The development is seen as a setback to the AAP's ambition to emerge as an anchor to an alliance of non-BJP and non-Congress parties in the run-up to the 2024 Lok Sabha polls.

The planned dinner of the eight leaders, including Kejriwal, which he described as the "Progressive Chief Ministers' Group of India or G-8", was supposed to be followed by a press conference the next day, according to the letter written by the AAP supremo earlier this month.

The letter was sent to chief ministers of West Bengal, Bihar, Telangana, Kerala, Tamil Nadu, Jharkhand and Punjab. The dinner was supposed to be held at Kapurthala House in the national capital.

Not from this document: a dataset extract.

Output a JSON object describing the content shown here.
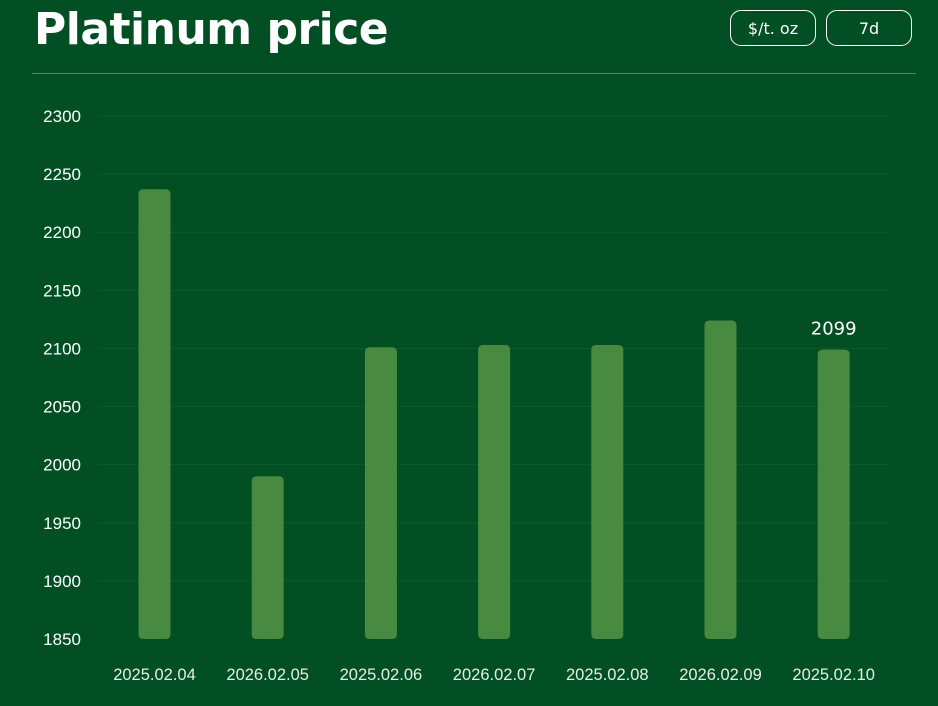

There was no immediate response from the Aam Aadmi Party over the matter.

"It is delightful that 'The Progressive Chief Ministers' Group of India or G-8' will convene for its inaugural meeting and launch in Delhi. It would be great to usher in a new era of inter-state cooperation.

"Let us gather for a dinner meeting in Delhi on the evening of 18th March 2023. This will be our first meeting and it will give us an opportunity to discuss the way forward for the group," the letter from Kejriwal stated.


The Aam Aadmi Party leader suggested that the proposed G-8 grouping can hold a joint press conference and introduce itself to the people of India.

"As has been indicated by many chief ministers, weekend dates would help us avoid inconvenience and overlap with budget sessions," Kejriwal said.

He ended the letter by saying, "Let us come together to mark a new beginning for our states and our country." Sources in the office of West Bengal Chief Minister Mamata Banerjee said the letter was sent on February 5.

According to the sources, she toyed with the idea and dropped it at the last moment. Last week Banerjee's Trinamool Congress announced that it would fight the Lok Sabha polls sans the Congress or the BJP after she met Samajwadi Party leader Akhilesh Yadav.

Her party's spokesperson, while dismissing talks of a third front, held out the possibility of regional players, including former NDA allies, coming together ahead of the 2024 general elections.

The JD(U), which is ruling in Bihar in alliance with the RJD, has been shy in being seen on the same page with AAP even though Chief Minister Nitish Kumar had met Arvind Kejriwal during his Delhi trip immediately after joining the Mahagathbandhan.

A case in point is the JD(U) not signing a recent letter addressed to Prime Minister Narendra Modi, protesting the CBI action against Manish Sisodia. The JD(U) then appeared to have toed the line taken by Congress, its ally in Bihar.

Kerala CMO and the DMK, which is ruling Tamil Nadu, refused to comment on the matter.